Atherothrombotic cardiovascular (CV) disease leads to platelet aggregation and thrombus
formation. Icosapent ethyl is an ethyl ester of eicosapentaenoic acid (EPA), and was
shown to reduce ischemic events in high-risk patients (REDUCE-IT). IPE is approved
by Health Canada to reduce CV risk among patients with elevated TG levels as an add-on
to maximally tolerated statin therapy. In this study, the effects of EPA on expression
of proteins associated with platelet activation and aggregation were measured in cytokine
(IL-6) treated pulmonary and vascular endothelial cells (ECs).
METHODS AND RESULTS
Human pulmonary ECs (PECs) and umbilical vein ECs (HUVECs) were treated with vehicle
or EPA (40/10 µM in PECs/HUVECs) and IL-6 (12 ng/mL) for 24 h. Proteomic analysis
was performed using liquid chromatography/mass spectroscopy that detected modulation
of >1,000 proteins. Proteins which showed significantly (p < 0.05) greater than 1-fold
change between treatment groups were further assessed. EPA significantly downregulated
a total of 36 proteins involved in platelet activation, signaling, aggregation, in
EC following cytokine exposure. Platelet endothelial cell adhesion molecule (PECAM)
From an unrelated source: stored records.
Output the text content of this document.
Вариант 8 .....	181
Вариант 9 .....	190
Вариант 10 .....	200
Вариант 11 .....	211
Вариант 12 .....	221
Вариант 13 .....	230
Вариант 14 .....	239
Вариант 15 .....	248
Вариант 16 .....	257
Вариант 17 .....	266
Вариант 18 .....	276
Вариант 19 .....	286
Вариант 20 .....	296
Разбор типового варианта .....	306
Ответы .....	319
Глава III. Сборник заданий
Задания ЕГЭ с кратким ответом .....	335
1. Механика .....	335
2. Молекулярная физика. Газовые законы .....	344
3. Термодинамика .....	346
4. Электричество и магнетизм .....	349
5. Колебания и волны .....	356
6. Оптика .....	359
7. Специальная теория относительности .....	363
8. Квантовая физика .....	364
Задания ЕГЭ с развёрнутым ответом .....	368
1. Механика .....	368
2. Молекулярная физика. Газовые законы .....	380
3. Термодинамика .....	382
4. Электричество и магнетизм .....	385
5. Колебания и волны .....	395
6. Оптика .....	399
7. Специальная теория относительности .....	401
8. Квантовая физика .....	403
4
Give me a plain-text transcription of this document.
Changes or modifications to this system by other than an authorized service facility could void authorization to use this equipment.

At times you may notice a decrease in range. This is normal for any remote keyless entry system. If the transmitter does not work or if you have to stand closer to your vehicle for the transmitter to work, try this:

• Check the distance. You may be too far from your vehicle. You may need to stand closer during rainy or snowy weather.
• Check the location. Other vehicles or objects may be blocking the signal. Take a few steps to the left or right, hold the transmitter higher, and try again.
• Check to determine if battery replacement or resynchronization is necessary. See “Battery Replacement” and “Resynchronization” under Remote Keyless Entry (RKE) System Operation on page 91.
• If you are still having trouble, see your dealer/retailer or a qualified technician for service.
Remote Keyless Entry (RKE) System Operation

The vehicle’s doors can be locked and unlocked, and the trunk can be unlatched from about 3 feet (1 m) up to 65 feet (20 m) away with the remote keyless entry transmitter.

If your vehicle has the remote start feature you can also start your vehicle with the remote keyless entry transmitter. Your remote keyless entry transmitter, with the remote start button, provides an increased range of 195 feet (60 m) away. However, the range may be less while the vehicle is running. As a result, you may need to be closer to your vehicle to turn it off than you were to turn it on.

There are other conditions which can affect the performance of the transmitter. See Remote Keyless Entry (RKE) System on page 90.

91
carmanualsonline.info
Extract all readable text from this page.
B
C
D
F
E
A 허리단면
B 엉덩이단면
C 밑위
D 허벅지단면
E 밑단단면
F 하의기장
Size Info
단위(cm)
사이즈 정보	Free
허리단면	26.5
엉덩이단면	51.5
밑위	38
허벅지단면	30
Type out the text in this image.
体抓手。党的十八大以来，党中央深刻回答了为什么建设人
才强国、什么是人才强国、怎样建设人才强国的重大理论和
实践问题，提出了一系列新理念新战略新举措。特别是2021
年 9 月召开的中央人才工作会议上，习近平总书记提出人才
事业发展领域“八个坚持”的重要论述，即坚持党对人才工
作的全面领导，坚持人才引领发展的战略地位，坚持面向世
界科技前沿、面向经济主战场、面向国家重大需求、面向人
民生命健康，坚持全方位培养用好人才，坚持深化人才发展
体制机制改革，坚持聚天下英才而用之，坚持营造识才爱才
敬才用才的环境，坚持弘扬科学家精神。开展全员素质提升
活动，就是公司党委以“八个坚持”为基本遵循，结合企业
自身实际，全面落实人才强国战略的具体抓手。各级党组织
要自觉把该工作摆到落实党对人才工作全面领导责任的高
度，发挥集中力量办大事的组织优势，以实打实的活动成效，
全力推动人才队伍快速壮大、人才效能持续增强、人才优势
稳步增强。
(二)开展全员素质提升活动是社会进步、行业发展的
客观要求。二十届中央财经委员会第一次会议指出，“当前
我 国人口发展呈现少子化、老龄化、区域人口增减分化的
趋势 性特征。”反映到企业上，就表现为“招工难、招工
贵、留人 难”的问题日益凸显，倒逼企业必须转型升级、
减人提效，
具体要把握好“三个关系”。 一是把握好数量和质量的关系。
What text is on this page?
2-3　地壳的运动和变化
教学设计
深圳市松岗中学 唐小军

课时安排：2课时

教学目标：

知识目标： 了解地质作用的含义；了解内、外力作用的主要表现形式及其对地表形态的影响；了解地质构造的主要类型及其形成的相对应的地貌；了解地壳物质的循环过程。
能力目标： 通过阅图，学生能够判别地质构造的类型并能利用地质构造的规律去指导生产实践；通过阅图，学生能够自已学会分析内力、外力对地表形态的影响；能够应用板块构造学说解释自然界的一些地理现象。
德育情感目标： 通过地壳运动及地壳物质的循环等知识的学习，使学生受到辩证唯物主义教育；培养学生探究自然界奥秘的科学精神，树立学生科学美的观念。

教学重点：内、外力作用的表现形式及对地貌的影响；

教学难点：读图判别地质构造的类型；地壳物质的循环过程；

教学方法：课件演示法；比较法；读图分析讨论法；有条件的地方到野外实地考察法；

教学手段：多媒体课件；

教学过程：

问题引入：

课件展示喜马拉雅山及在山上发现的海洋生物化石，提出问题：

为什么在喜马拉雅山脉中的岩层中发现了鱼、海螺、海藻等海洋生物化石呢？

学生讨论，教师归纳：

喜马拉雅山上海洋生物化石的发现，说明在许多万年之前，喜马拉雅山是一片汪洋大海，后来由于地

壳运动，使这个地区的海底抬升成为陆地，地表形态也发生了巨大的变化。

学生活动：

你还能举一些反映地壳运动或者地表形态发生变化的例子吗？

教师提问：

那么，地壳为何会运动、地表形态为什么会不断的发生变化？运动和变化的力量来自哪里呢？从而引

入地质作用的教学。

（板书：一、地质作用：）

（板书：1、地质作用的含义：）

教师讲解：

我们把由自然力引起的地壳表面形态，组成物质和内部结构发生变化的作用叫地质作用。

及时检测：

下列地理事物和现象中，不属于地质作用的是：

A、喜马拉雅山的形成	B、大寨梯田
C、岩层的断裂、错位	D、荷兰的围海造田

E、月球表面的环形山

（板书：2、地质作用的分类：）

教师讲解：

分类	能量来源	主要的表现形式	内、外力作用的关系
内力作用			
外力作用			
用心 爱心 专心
was downregulated in both HUVECs and PECs (1.2-fold) by EPA. In PECs, EPA significantly
modulated 26 additional proteins related to platelet activation, including amyloid-beta
precursor protein (1.1-fold decrease) and thrombin receptor (PAR-1,1.3-fold decrease).
In HUVECs, the expression of nine other proteins were modulated related to platelet
activation, including superoxide dismutase (1.6-fold increase).
EPA significantly reduced expression of multiple EC proteins required for platelet
activation and aggregation, including PECAM in both pulmonary and vascular tissues.
These findings indicate potential novel anti-platelet mechanisms for EPA that may
account for reduced ischemic events in REDUCE-IT.